Nous sommes un des cinq partis de la majorité, et dans l'accord de gouvernement, nous avons inscrit ce que nous avons cru devoir inscrire.
Votre choix de la participation ne fut donc pas une erreur ? Pas de regret ?
Non. Je suis toujours assez estomaqué. Pourquoi ne posez-vous pas la même question aux libéraux ? Au CDH ?
Eux sont sortis des législatives avec une image de gagnants.
L'image, c'est celle qu'ils ont voulu se donner et que vous leur donnez. Si le gouvernement devient une affaire virtuelle, écrivez-le.
Mais il y a l'image d'un gouvernement au centre droit, avec un PS en particip-opposition…
… On n'en est que plus indispensables ! Cette manière de nous harceler sans cesse est insupportable. Alors qu'on fait l'effort de gouverner dans des conditions difficiles, et qu'on n'est pas dans le confort de l'opposition, je sens comme un acharnement.
Pourquoi ?
L'air du temps.
Des critiques viennent de vos propres rangs, de la FGTB, où se loge un électorat de gauche, qui pourrait vous être favorable…
On ne retient qu'une phrase du discours d'Anne Demelenne (secrétaire générale de la FGTB, NDLR) au 1er Mai, parce que cela arrange ceux qui veulent être dans le camp des détracteurs du PS. Alors que ce qu'elle a dit globalement n'a rien à voir avec notre parti. Du reste, que la FGTB porte des jugements critiques sur le PS, cela ne me heurte pas.
Donc vous ne considérez pas que la FGTB vous dit en gros : « Sortez de ce gouvernement. »
Je ne l'ai pas entendu. D'ailleurs, que la FGTB le souhaite ou pas, elle serait encore en droit de souhaiter ce qu'elle veut. Mais ce n'est pas elle qui fait la loi au PS et ce n'est pas le PS qui fait la loi à la FGTB ; fort heureusement.
Leurs critiques sont injustifiées ?
Mais lesquelles ? Sur des points du passé, comme le pacte des générations, la FGTB garde des inquiétudes. On en a discuté.
Ils visent aussi l'activation
des chômeurs de plus de 50 ans, l'introduction prévue de l'épargne-temps.
Ces critiques, on les a entendues, et on a répondu. La plupart des problèmes difficiles, nous les mettons à l'étude à la concertation sociale patrons-syndicats.
Quelles mesures sociales voulez-vous pour le 15 juillet ?

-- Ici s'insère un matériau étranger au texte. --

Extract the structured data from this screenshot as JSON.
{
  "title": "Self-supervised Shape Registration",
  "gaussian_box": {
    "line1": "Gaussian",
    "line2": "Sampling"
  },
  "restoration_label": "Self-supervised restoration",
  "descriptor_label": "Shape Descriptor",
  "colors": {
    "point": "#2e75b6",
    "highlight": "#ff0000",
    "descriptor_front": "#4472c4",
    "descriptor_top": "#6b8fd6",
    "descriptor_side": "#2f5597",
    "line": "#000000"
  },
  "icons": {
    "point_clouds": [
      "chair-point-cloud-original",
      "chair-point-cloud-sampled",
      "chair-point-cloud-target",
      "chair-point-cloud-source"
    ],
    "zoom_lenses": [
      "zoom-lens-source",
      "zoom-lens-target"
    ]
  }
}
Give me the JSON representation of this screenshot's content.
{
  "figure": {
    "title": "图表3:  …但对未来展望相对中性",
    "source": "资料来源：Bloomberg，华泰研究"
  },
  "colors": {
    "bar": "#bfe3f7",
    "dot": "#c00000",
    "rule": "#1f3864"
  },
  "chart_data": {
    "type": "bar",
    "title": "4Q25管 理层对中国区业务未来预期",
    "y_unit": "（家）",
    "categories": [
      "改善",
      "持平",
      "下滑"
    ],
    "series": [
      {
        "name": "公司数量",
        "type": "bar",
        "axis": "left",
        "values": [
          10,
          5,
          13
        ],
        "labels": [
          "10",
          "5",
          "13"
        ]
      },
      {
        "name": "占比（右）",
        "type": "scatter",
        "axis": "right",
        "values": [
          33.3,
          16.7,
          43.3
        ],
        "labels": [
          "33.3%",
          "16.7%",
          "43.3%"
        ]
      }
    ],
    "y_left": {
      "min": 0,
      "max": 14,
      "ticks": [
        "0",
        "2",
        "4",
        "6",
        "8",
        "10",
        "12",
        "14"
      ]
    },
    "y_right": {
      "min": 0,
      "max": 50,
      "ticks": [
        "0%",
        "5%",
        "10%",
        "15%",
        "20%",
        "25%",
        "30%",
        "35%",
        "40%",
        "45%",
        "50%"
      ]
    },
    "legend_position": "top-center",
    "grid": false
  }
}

Nous travaillons sur la tarification de l'énergie, pour les personnes en difficulté ; je vois aussi la simplification des plans d'embauche, la hausse des salaires (via les prestations sociales comme par le biais fiscal), y compris du salaire minimum, ou encore le treizième mois pour les allocations familiales. Voilà quelques exemples. Il faut un début d'exécution, des mesures concrètes.
Sinon ?
Cela posera un problème.
C'est quoi « un problème » ?
Il faudrait discuter avec les partenaires. Et à l'intérieur du PS.
De votre participation ?
Du rôle de ce gouvernement…
… Vous n'êtes pas prêt à mettre votre participation en jeu ?
Si ! On pourrait aller jusqu'à mettre en cause notre participation. En congrès du parti.
En tout cas, pour l'institutionnel, c'est mal parti au fédéral. BHV… On peut répondre à la Cour constitutionnelle par d'autres mécanismes que le splitsing. Et si les partis flamands maintiennent leur exigence, de toute façon, la scission ne pourra pas être pure et simple. Les francophones ont des raisons de géostratégie.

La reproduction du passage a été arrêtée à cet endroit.